The Moonshine War

THE MOONSHINE WAR was based on a 1969 novel written by Elmore Leonard, who also did the screenplay for the 1970 film that followed. Perhaps the 236-page book was a hoot but the 100 minute movie is a pig on ice. In a year chock full of disappointments and duds, this multi-bungled mess dragged a slew of interesting actors down the drain.

With FDR coming into office, Prohibition’s days are numbered. Corrupted Internal Revenue agent ‘Frank Long’ (Patrick McGoohan) is in backwoods white-trashy Kentucky to try and convince/threaten Army acquaintance ‘John Martin’ (Alan Alda), nicknamed ‘Son’, to cut him in on a share of Son’s bootlegging business. Son plans to save the stash until booze is legal again. Frustrated, Frank gets aid (and little comfort) from a gleefully venal dentist, ‘Dr. Emmett Taulbee’ (Richard Widmark) and ‘Dual Metters’ (Lee Hazelwood), Taulbee’s sadistic dope of an underling. ‘Sheriff Baylor’ (Will Geer) is no help. Neither are any of the local yokels. Liquor. Guns. Bad attitudes. Add a ditzy hooker (Suzanne Zenor) for the hell of it.
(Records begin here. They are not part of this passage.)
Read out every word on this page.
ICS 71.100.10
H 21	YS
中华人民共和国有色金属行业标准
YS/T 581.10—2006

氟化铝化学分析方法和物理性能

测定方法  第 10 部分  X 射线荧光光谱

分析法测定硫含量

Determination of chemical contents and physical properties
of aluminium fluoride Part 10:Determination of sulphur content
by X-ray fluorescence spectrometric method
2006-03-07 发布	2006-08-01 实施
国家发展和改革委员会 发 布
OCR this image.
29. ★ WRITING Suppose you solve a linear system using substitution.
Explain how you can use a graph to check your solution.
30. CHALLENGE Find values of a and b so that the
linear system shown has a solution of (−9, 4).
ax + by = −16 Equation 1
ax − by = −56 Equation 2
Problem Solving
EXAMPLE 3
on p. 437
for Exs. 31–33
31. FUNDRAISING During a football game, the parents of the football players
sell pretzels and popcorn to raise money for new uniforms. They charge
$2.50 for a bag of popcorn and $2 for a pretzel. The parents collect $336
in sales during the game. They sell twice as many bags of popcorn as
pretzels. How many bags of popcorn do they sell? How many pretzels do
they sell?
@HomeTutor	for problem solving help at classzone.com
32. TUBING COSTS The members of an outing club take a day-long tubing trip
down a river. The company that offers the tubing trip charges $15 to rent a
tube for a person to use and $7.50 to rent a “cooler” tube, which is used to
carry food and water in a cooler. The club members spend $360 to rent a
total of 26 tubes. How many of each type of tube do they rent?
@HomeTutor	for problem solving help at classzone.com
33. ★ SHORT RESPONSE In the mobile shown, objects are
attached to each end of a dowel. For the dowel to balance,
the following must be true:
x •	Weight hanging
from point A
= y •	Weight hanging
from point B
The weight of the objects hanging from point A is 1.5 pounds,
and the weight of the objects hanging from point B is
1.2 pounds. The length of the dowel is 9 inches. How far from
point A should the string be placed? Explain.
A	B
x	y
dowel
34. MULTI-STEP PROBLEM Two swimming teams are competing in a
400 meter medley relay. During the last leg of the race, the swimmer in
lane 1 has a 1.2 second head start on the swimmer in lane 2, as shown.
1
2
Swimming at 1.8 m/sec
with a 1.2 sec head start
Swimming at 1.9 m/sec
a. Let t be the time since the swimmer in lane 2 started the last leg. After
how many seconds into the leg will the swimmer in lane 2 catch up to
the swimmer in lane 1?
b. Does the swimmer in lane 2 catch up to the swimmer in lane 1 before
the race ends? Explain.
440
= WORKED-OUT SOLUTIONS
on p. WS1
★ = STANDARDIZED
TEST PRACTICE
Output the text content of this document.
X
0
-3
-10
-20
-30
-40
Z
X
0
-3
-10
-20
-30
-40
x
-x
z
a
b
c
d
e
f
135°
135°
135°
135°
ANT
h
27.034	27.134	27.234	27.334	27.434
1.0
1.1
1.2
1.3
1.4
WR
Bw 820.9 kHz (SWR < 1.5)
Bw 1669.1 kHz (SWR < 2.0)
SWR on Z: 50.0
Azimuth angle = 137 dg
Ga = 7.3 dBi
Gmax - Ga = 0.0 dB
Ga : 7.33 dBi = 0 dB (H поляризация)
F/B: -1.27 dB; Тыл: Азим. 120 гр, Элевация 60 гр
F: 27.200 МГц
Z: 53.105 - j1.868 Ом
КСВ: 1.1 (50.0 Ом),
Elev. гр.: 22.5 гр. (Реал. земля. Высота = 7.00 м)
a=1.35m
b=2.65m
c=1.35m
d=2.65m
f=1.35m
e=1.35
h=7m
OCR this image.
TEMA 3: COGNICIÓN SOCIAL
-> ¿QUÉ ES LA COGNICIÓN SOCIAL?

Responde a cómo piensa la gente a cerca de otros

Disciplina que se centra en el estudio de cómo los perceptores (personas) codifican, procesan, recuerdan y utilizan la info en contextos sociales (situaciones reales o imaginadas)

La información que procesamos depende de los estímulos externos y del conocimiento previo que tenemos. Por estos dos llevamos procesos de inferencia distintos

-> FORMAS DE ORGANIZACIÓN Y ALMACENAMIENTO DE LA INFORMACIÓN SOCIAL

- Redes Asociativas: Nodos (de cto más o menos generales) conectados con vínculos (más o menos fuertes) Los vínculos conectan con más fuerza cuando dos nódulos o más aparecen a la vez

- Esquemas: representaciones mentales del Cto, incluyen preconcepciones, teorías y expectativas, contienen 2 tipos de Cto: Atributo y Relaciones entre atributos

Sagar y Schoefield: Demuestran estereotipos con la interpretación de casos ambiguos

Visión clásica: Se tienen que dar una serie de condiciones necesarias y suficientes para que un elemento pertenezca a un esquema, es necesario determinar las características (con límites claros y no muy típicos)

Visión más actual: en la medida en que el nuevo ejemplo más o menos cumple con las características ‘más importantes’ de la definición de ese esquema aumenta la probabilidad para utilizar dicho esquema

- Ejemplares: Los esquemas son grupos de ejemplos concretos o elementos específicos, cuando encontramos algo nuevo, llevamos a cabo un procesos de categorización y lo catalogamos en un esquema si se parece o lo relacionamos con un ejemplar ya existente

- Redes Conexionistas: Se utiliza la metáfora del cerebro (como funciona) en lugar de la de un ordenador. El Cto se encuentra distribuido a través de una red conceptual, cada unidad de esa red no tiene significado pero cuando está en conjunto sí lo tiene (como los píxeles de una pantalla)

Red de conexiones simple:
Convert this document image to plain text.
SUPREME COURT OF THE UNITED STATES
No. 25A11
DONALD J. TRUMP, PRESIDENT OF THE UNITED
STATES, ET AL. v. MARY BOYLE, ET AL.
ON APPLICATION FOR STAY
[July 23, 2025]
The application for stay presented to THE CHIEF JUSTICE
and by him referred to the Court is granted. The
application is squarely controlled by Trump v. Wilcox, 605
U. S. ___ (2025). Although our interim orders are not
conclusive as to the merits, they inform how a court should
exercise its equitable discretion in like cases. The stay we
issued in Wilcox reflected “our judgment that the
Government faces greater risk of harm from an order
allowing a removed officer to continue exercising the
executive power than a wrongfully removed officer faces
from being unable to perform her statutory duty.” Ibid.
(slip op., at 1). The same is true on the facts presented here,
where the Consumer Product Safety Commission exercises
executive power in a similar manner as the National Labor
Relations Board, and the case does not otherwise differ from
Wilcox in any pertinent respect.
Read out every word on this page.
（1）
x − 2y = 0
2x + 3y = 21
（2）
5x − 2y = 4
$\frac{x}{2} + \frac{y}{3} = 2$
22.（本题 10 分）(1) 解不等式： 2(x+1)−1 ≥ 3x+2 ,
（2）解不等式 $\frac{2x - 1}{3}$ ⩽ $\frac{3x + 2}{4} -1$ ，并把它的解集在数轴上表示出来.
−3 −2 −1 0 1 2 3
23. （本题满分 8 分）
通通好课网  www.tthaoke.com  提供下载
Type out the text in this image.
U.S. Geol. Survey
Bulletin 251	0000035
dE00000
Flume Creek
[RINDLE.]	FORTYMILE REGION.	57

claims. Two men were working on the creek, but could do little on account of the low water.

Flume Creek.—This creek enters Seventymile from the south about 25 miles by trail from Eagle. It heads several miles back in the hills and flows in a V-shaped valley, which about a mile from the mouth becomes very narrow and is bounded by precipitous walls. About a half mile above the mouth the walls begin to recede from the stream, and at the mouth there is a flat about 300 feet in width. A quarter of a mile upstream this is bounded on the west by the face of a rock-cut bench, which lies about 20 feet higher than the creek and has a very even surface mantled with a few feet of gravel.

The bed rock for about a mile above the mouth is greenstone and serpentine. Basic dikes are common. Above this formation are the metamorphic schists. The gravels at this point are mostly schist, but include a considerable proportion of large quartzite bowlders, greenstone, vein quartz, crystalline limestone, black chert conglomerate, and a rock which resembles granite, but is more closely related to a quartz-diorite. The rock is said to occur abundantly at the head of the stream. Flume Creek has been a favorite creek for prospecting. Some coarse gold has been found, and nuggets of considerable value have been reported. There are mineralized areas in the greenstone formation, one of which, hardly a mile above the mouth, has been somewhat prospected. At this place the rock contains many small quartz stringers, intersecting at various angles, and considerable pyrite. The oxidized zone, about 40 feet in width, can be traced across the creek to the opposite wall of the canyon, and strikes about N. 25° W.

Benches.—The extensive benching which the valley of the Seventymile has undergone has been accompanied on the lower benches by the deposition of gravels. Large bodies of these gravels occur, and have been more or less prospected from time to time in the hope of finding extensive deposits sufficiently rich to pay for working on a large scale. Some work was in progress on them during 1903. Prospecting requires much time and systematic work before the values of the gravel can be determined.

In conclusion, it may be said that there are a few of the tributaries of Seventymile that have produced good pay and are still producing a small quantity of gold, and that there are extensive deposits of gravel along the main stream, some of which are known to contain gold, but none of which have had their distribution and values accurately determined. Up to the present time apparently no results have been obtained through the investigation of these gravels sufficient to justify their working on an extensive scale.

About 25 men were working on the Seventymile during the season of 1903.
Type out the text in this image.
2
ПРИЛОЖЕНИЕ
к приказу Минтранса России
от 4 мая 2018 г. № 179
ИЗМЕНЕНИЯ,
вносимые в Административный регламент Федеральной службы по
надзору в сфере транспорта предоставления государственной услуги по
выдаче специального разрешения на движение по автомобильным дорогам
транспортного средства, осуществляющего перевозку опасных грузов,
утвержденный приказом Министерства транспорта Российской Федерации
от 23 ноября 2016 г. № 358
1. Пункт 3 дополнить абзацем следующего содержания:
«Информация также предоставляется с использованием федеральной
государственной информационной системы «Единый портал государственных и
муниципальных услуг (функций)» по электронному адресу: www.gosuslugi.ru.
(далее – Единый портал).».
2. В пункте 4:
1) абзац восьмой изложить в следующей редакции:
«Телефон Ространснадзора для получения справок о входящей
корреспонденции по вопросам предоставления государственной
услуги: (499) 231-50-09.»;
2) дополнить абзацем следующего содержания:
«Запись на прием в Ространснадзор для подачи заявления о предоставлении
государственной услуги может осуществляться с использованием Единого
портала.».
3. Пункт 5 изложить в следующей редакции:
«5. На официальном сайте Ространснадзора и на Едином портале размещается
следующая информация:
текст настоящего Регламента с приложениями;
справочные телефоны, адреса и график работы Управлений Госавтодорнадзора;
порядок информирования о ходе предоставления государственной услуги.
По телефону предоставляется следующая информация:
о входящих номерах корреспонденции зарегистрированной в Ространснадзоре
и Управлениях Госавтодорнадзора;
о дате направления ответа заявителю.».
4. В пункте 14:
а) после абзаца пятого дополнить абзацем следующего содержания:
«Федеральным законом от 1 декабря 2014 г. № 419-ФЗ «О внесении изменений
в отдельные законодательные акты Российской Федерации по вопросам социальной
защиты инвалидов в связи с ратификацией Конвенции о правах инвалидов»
Marketed (badly) as a crime comedy-drama, it had promise in the setting, basic storyline and array of old pros and new blood in the cast. But the humor elements are coarse and just not funny, there’s too much meanness with no-one to cheer for, the action scenes are unexciting, the editing is sloppy, the sound effects are flat, the photography lackluster, the anachronistic music score from Fred Karger and Neal Hefti belongs in another era, and the dry hills around Stockton, California just can’t pass for Kentucky. Widmark is fine (the character reprehensible), Hazelwood and Geer likewise. Zenor (notable as ‘Gen.Dreedle’s secretary in Catch-22) and Melodie Johnson (as Son’s gal to tussle with) are merely there to be pawed over sex objects. Crucially, McGoohan and Alda are both woefully miscast, their performances easily the worst in either career, with faux folksy accents better suited to Saturday Night Live. It’s embarrassing.

Even the colors in the credits look cheesy

Richard Quine directed, but the smooth touch he brought to Bell Book and Candle, Strangers When We Meet, The World Of Suzie Wong and How To Murder Your Wife is nowhere to be seen: this rates with his hack jobs on Sex And The Single Girl, Oh Dad Poor Dad and The Prisoner Of Zenda (the woof with Peter Sellers). The gross of $2,100,000 limped into 103rd place.

Wasted: Bo Hopkins, Joe Williams (object of racial insults and attempted lynching—so much for the ‘comedy’), Tom Skerritt (overplaying to the hateful point), Max Showalter (hidden behind a beard), Claude Johnson (there to be humiliated in another ‘funny’ scene), Teri Garr (same treatment), Dick Peabody, John Schuck, Charles Tyner and Harry Carey Jr (old pro doesn’t get a single line of dialogue).